Mobile games represent a tremendous opportunity for app developers, app stores, carriers and other wireless industry players. According to data from Distimo, the “vast majority” of the monthly revenue generated by Apple’s App store and Google Play comes from games.
“Looking at the Top 400 Overall Grossing [apps], 48 percent of all apps … were games and those apps generated 92 percent of the revenue for Google Play in September 2013,” Distimo said in an Oct. 31 blog post. In Apple’s App Store, 52 percent of the top apps were games, and those generated 79 percent of the App Store’s revenue.
Some areas of the world offer particularly great opportunities. For example, in Korea last month, 94 percent of Google Play revenue was from games, according to Distimo.
It’s with this knowledge that Playphone, a platform for mobile, social gaming, announced a partnership with carrier Singapore Telecommunications Ltd. (SingTel) Nov. 5.
WePlay, Playphone’s mobile gaming portal, will come preinstalled on Android smartphones sold by SingTel and eventually its “regional associates,” PlayPhone said in a statement, bringing its reach in the area to close to 480 million customers.
PlayPhone Chief Marketing Officer Anders Evju called the deal a “huge win” for the company’s “family of developers.” The type of exposure it offers, he added in a statement, “is unrivaled by other platforms. These numbers stimulate the entire gaming ecosystem.”
Some of the countries SingTel covers are more developed than others. In areas like Indonesia, “Smartphone numbers are still low,” PlayPhone CEO Ron Czerny told eWEEK on a call. “Customers buy a smartphone for the first time and they’ll see [WePlay], which is very important. We’ve seen the success of other gaming platforms in developed countries and this is a great opportunity.”
“We’re super-excited about this, because we see a job to be done,” said Gurjot Pal Singh, director of group strategy and partnerships at SingTel, who was also on the call.
“There are so many games in the Android ecosystem … developers face a big problem in getting discovered. A key thing we’re building is a recommendations engine. It used great algorithms … to get the right games to the right users.”
Singh added that the platform also addresses the issue of payment. Prepaid is the dominant model in the markets SingTel serves, and many customers don’t have access to a bank account. WePlay supports app downloads through telco billing.

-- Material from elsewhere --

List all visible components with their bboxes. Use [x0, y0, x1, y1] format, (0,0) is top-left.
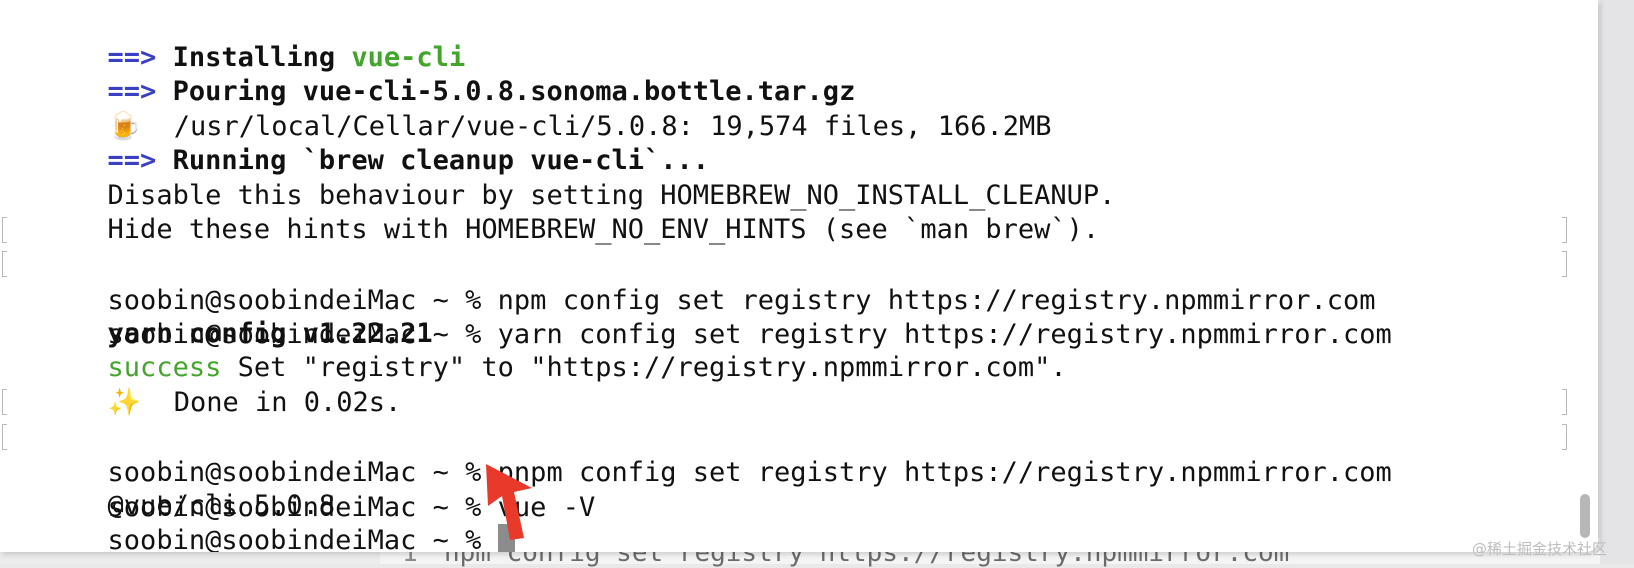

Additionally, there’s a developer portal through which developers can upload games and choose which markets to sell to, said Singh.
“In Indonesia, China [and other markets], they don’t have as many avenues to push new apps to users,” he continued. With WePlay, “developers can sign up to the portal and in 10 or 12 days have a game out across the world.”

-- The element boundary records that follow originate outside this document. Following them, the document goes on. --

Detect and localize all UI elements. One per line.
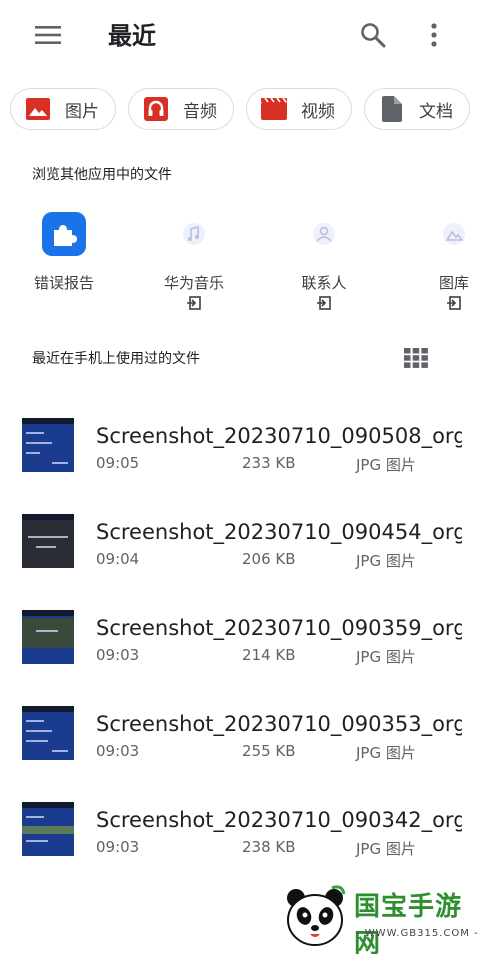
more-vert-icon — [431, 23, 437, 47]
watermark-text: 国宝手游网 — [354, 892, 463, 954]
file-size: 206 KB — [242, 550, 296, 568]
chip-label: 音频 — [183, 101, 217, 122]
file-row[interactable]: Screenshot_20230710_090454_org.... 09:04… — [0, 496, 480, 592]
grid-view-icon — [404, 348, 428, 368]
file-time: 09:03 — [96, 646, 140, 664]
gallery-app-icon — [432, 212, 476, 256]
file-thumbnail — [22, 610, 74, 664]
file-thumbnail — [22, 802, 74, 856]
chip-video[interactable]: 视频 — [246, 88, 352, 130]
file-row[interactable]: Screenshot_20230710_090359_org.... 09:03… — [0, 592, 480, 688]
video-icon — [261, 96, 287, 122]
grid-view-button[interactable] — [404, 348, 428, 368]
search-icon — [361, 23, 386, 48]
image-icon — [25, 96, 51, 122]
file-time: 09:05 — [96, 454, 140, 472]
more-options-button[interactable] — [422, 18, 446, 52]
file-type: JPG 图片 — [356, 648, 416, 666]
file-row[interactable]: Screenshot_20230710_090353_org.... 09:03… — [0, 688, 480, 784]
open-in-app-icon — [447, 296, 461, 310]
music-app-icon — [172, 212, 216, 256]
app-gallery[interactable]: 图库 — [399, 206, 480, 316]
chip-documents[interactable]: 文档 — [364, 88, 470, 130]
file-name: Screenshot_20230710_090359_org.... — [96, 616, 462, 640]
page-title: 最近 — [108, 22, 156, 50]
app-name: 错误报告 — [33, 274, 94, 292]
file-name: Screenshot_20230710_090342_org.... — [96, 808, 462, 832]
file-thumbnail — [22, 514, 74, 568]
search-button[interactable] — [356, 18, 390, 52]
app-name: 联系人 — [301, 274, 347, 292]
menu-button[interactable] — [30, 20, 66, 50]
open-in-app-icon — [187, 296, 201, 310]
chip-images[interactable]: 图片 — [10, 88, 116, 130]
file-row[interactable]: Screenshot_20230710_090508_org.... 09:05… — [0, 400, 480, 496]
chip-label: 文档 — [419, 101, 453, 122]
other-apps-title: 浏览其他应用中的文件 — [32, 167, 172, 183]
file-size: 255 KB — [242, 742, 296, 760]
chip-label: 图片 — [65, 101, 99, 122]
app-huawei-music[interactable]: 华为音乐 — [139, 206, 249, 316]
category-chips: 图片 音频 视频 文档 — [10, 88, 470, 130]
open-in-app-icon — [317, 296, 331, 310]
file-time: 09:04 — [96, 550, 140, 568]
file-size: 238 KB — [242, 838, 296, 856]
file-type: JPG 图片 — [356, 840, 416, 858]
file-time: 09:03 — [96, 838, 140, 856]
top-app-bar: 最近 — [0, 0, 480, 72]
file-thumbnail — [22, 706, 74, 760]
other-apps-row: 错误报告 华为音乐 联系人 图库 — [0, 206, 480, 316]
chip-audio[interactable]: 音频 — [128, 88, 234, 130]
headphones-icon — [143, 96, 169, 122]
file-thumbnail — [22, 418, 74, 472]
puzzle-icon — [42, 212, 86, 256]
file-size: 214 KB — [242, 646, 296, 664]
file-time: 09:03 — [96, 742, 140, 760]
panda-logo-icon — [287, 885, 346, 946]
file-type: JPG 图片 — [356, 456, 416, 474]
file-name: Screenshot_20230710_090454_org.... — [96, 520, 462, 544]
watermark-url: - WWW.GB315.COM - — [356, 928, 479, 939]
app-name: 图库 — [438, 274, 469, 292]
app-contacts[interactable]: 联系人 — [269, 206, 379, 316]
app-bug-report[interactable]: 错误报告 — [9, 206, 119, 316]
file-type: JPG 图片 — [356, 744, 416, 762]
contacts-app-icon — [302, 212, 346, 256]
file-size: 233 KB — [242, 454, 296, 472]
file-name: Screenshot_20230710_090508_org.... — [96, 424, 462, 448]
file-name: Screenshot_20230710_090353_org.... — [96, 712, 462, 736]
file-type: JPG 图片 — [356, 552, 416, 570]
document-icon — [379, 96, 405, 122]
menu-icon — [35, 26, 61, 44]
file-row[interactable]: Screenshot_20230710_090342_org.... 09:03… — [0, 784, 480, 880]
chip-label: 视频 — [301, 101, 335, 122]
app-name: 华为音乐 — [163, 274, 224, 292]
watermark: 国宝手游网 - WWW.GB315.COM - — [264, 876, 480, 954]
recent-files-title: 最近在手机上使用过的文件 — [32, 351, 200, 367]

PlayPhone also understands that gamers want to show off their scores and play and interact with friends.
“We have a Facebook Connect button that can be used to share scores or invite friends to play with you,” said Singh. “We’ll support all social networks; plus you can port all of your [gaming] contacts to your phone and share with your friends the games you’re playing.”
(While focused primarily on the crowded Android market, PlayPhone supports HTML5, so any device can play through a browser.)
In August, PlayPhone announced a deal with Verizon Wireless, which preloaded a PlayPhone gaming portal on the HTC One and LG Enact. The company also has deals with AT&T, Sprint and Brazil’s Claro.
With its new partnership, said Czerny, PlayPhone has the potential to reach 800 million mobile users.
With agreements still to be announced, he added, “We’ll hopefully surpass 1 billion in 2014.”